The ratio of long and short XRP futures positions has reached a 1-month low of 0.8622 on April 30, according to the latest data retrieved by Finbold from crypto intelligence platform CoinGlass.
In other words, XRP shorts are at a 1-month high, with 53.7% of positions opened within the last 24 hours being short sales.
Furthermore, the increase in bearish bets is not a reaction to an overextended move to the upside. On the contrary, XRP has marked a 5.30% decline in price over the past 24 hours, and was last trading at $2.16 at press time on April 30.
XRP shorts surge following GDP miss, token unlock, and ETF delay
Multiple factors impacting the outlook of derivatives traders are at play.
First and foremost are market-wide dynamics. The gross domestic product (GDP) of the United States contracted by 0.3% in the first quarter of 2025 — marking the first such decline since Q2 2022.
To make matters worse, consensus estimates were pegged at a GDP growth of 0.3% — so the rate of underperformance is quite substantial. Two consecutive quarters of negative GDP growth are the rule of thumb for determining when an economy enters a recession.

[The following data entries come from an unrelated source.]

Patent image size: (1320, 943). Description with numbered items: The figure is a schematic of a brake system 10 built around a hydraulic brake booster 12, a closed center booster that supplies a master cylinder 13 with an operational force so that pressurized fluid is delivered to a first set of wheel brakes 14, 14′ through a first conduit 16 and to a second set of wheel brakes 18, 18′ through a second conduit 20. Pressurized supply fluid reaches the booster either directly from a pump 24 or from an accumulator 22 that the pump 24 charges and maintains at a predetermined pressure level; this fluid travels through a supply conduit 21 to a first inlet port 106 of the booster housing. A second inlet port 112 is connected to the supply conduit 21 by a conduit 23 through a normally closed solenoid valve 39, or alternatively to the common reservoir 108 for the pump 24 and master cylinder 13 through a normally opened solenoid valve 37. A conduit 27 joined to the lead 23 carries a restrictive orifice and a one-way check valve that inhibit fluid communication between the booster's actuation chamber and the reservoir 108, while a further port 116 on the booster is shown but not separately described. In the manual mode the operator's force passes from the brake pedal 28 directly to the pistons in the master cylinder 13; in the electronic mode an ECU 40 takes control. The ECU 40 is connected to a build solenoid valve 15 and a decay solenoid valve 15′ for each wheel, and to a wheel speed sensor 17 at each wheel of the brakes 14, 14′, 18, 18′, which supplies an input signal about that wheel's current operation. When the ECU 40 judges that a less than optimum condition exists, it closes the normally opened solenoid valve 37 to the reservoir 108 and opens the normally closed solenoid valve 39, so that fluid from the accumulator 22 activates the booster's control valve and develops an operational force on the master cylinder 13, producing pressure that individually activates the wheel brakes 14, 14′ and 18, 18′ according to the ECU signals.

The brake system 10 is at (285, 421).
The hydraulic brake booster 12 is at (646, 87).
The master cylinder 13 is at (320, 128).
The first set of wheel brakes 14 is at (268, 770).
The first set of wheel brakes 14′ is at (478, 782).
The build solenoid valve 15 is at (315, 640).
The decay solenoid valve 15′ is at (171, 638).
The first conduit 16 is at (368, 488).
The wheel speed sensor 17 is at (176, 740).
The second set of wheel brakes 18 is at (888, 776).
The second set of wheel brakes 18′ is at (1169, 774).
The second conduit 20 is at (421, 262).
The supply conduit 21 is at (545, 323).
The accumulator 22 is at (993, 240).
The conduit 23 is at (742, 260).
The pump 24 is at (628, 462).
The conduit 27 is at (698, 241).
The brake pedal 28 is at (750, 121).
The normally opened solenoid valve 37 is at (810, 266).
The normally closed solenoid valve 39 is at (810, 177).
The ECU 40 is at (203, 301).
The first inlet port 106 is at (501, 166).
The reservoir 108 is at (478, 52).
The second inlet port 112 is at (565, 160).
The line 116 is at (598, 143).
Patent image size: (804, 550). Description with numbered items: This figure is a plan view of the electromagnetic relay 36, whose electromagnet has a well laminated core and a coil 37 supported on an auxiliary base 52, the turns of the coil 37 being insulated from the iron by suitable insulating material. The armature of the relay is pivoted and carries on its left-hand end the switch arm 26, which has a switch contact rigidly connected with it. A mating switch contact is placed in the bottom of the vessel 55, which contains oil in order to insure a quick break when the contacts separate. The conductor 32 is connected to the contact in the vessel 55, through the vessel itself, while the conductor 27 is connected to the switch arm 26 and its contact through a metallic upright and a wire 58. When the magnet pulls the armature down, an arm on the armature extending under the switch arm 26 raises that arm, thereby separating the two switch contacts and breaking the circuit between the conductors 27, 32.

In addition, XRP is expected to face a significant shift in supply and demand dynamics, as 1 billion tokens is set to be unlocked on May 1, potentially increasing sell pressure.
Finally, the Securities and Exchange Commission (SEC) has postponed its decision on a spot XRP exchange-traded fund (ETF) approval, in a move that will serve to further delay the cryptocurrency’s adoption by institutional investors.